Tal quadro demonstra que o atual governo não só desestruturou a política indigenista em suas virtudes, como fez referência Dinamã Tuxá, como manteve os vícios das gestões anteriores. Uma delas envolve o pronunciamento da missão do Brasil junto à ONU na 40ª Sessão do Conselho de Direitos Humanos das Nações Unidas.

“O governo brasileiro apresenta tradicionalmente na ONU o argumento de que áreas do tamanho de grandes países europeus estão demarcadas, sem explicar à comunidade internacional que 98.2% dessas terras estão dentro da Amazônia Legal”, explica Paulo Lugon Arantes, representante do Conselho Indigenista Missionário (Cimi) em Genebra.

O que não significa uma situação controlada na região, que tem sofrido com a expansão das fronteiras do agronegócio. Um outro dado, porém, se destaca. No estado do Amazonas, por exemplo, há a maior quantidade de terras indígenas sem quaisquer providências quanto ao procedimento de demarcação: 262.

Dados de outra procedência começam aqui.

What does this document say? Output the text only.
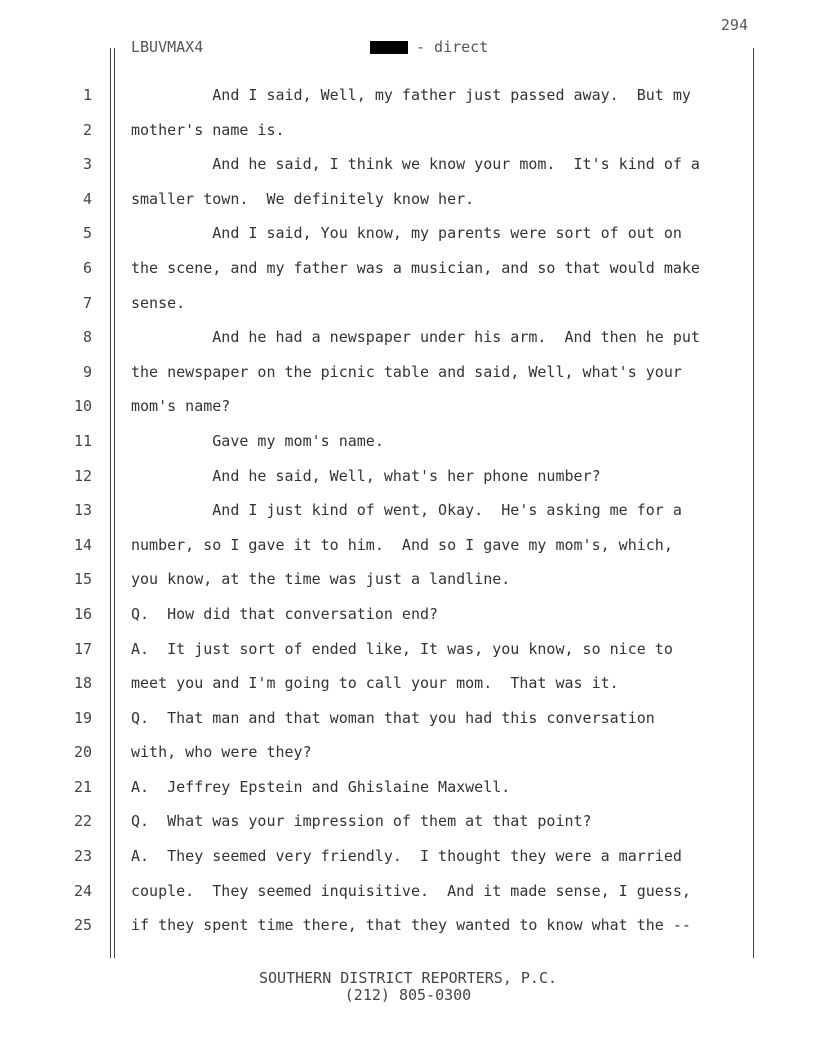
294
LBUVMAX4	- direct
1	And I said, Well, my father just passed away.  But my
2	mother's name is.
3	And he said, I think we know your mom.  It's kind of a
4	smaller town.  We definitely know her.
5	And I said, You know, my parents were sort of out on
6	the scene, and my father was a musician, and so that would make
7	sense.
8	And he had a newspaper under his arm.  And then he put
9	the newspaper on the picnic table and said, Well, what's your
10	mom's name?
11	Gave my mom's name.
12	And he said, Well, what's her phone number?
13	And I just kind of went, Okay.  He's asking me for a
14	number, so I gave it to him.  And so I gave my mom's, which,
15	you know, at the time was just a landline.
16	Q.  How did that conversation end?
17	A.  It just sort of ended like, It was, you know, so nice to
18	meet you and I'm going to call your mom.  That was it.
19	Q.  That man and that woman that you had this conversation
20	with, who were they?
21	A.  Jeffrey Epstein and Ghislaine Maxwell.
22	Q.  What was your impression of them at that point?
23	A.  They seemed very friendly.  I thought they were a married
24	couple.  They seemed inquisitive.  And it made sense, I guess,
25	if they spent time there, that they wanted to know what the --
SOUTHERN DISTRICT REPORTERS, P.C.
(212) 805-0300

Muita terra sem nenhum índio

Na entrevista ao jornal português Observador, Viveiros de Castro lembrou que “a maioria da população indígena brasileira não está na Amazónia, mas no sudeste, no sul e no nordeste. A maioria das terras indígenas, terras públicas das quais os índios têm direito exclusivo de usufruto, a maioria dessas terras, sim, fica na Amazónia. Não a maioria da população”.

De acordo com sistematização do Relatório Violências Contra os Povos Indígenas no Brasil – Dados 2017, com base nos dados do IBGE e da Funai, 60% da população indígena está fora da Amazônia. O perfil das demarcações também muda: se tratam de áreas com territórios tradicionais mais degradados e, portanto, menores em extensão.

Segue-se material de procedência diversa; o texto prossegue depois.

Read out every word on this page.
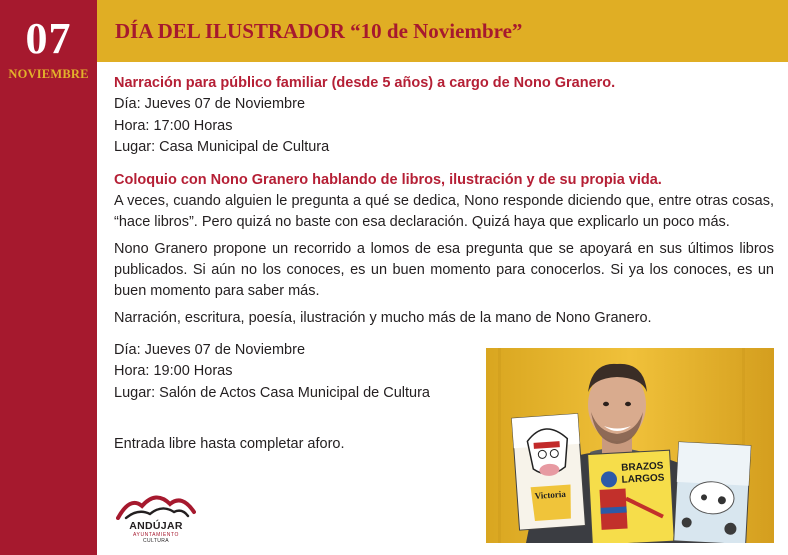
07
NOVIEMBRE
DÍA DEL ILUSTRADOR “10 de Noviembre”

Narración para público familiar (desde 5 años) a cargo de Nono Granero.

Día: Jueves 07 de Noviembre

Hora: 17:00 Horas

Lugar: Casa Municipal de Cultura

Coloquio con Nono Granero hablando de libros, ilustración y de su propia vida.

A veces, cuando alguien le pregunta a qué se dedica, Nono responde diciendo que, entre otras cosas, “hace libros”. Pero quizá no baste con esa declaración. Quizá haya que explicarlo un poco más.

Nono Granero propone un recorrido a lomos de esa pregunta que se apoyará en sus últimos libros publicados. Si aún no los conoces, es un buen momento para conocerlos. Si ya los conoces, es un buen momento para saber más.

Narración, escritura, poesía, ilustración y mucho más de la mano de Nono Granero.

Día: Jueves 07 de Noviembre

Hora: 19:00 Horas

Lugar: Salón de Actos Casa Municipal de Cultura

Entrada libre hasta completar aforo.

Victoria
BRAZOS
LARGOS
ANDÚJAR
AYUNTAMIENTO
CULTURA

O Mato Grosso do Sul é um caso exemplar. São 102 terras indígenas com pendências administrativas (Cimi, 2018) e índices alarmantes de suicídios, violência contra lideranças, desnutrição e mortalidade infantil. São ao menos 68 mil indígenas no estado, sendo majoritariamente 45 mil Guarani Kaiowá e Ñandeva e 25 mil Terena (IBGE, 2010).

Conforme o De Olho nos Ruralistas, no Mato Grosso do Sul existem 1.351 hectares para cada um dos 58 políticos que cumprem cargos eletivos e apenas 1 hectare por Guarani Kaiowá. O estado possui 92% do território em propriedades privadas. Entre os Kaiowá, 31 mil dividem-se entre os 46.331 hectares registrados e homologados.

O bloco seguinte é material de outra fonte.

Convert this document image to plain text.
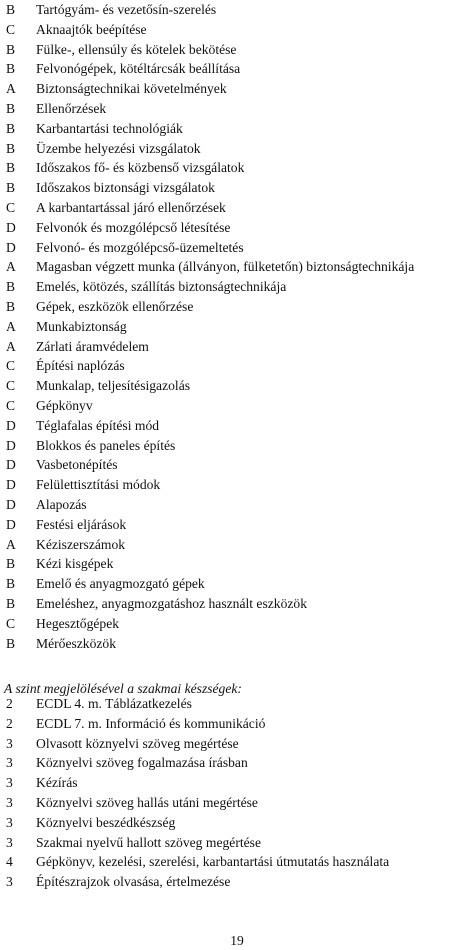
B	Tartógyám- és vezetősín-szerelés
C	Aknaajtók beépítése
B	Fülke-, ellensúly és kötelek bekötése
B	Felvonógépek, kötéltárcsák beállítása
A	Biztonságtechnikai követelmények
B	Ellenőrzések
B	Karbantartási technológiák
B	Üzembe helyezési vizsgálatok
B	Időszakos fő- és közbenső vizsgálatok
B	Időszakos biztonsági vizsgálatok
C	A karbantartással járó ellenőrzések
D	Felvonók és mozgólépcső létesítése
D	Felvonó- és mozgólépcső-üzemeltetés
A	Magasban végzett munka (állványon, fülketetőn) biztonságtechnikája
B	Emelés, kötözés, szállítás biztonságtechnikája
B	Gépek, eszközök ellenőrzése
A	Munkabiztonság
A	Zárlati áramvédelem
C	Építési naplózás
C	Munkalap, teljesítésigazolás
C	Gépkönyv
D	Téglafalas építési mód
D	Blokkos és paneles építés
D	Vasbetonépítés
D	Felülettisztítási módok
D	Alapozás
D	Festési eljárások
A	Kéziszerszámok
B	Kézi kisgépek
B	Emelő és anyagmozgató gépek
B	Emeléshez, anyagmozgatáshoz használt eszközök
C	Hegesztőgépek
B	Mérőeszközök
A szint megjelölésével a szakmai készségek:
2	ECDL 4. m. Táblázatkezelés
2	ECDL 7. m. Információ és kommunikáció
3	Olvasott köznyelvi szöveg megértése
3	Köznyelvi szöveg fogalmazása írásban
3	Kézírás
3	Köznyelvi szöveg hallás utáni megértése
3	Köznyelvi beszédkészség
3	Szakmai nyelvű hallott szöveg megértése
4	Gépkönyv, kezelési, szerelési, karbantartási útmutatás használata
3	Építészrajzok olvasása, értelmezése
19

O Mato Grosso do Sul é um caso exemplar. São 102 terras indígenas com pendências administrativas (Cimi, 2018) e índices alarmantes de suicídios

Para o representante do Cimi na ONU, o governo brasileiro diz que há territórios demarcados tão vastos quanto França e Alemanha para tentar diminuir o tamanho da ineficácia estatal em cumprir com a Constituição Federal e as legislações internacionais correlatas quanto aos direitos territoriais dos povos indígenas.

Se os ruralistas costumam dizer que “há muita terra para pouco índio”, os fatos levam a crer, portanto, que há, na verdade, muita terra sem nenhum índio.

“O presidente Bolsonaro, durante a campanha eleitoral, afirmou que não iria demarcar mais terras indígenas e, mesmo depois de ter a obrigação de deixar o candidato de lado e se assumir como presidente, esse posicionamento se confirma através dos vários ministérios e reformas que ele modificou”, destacou Arantes.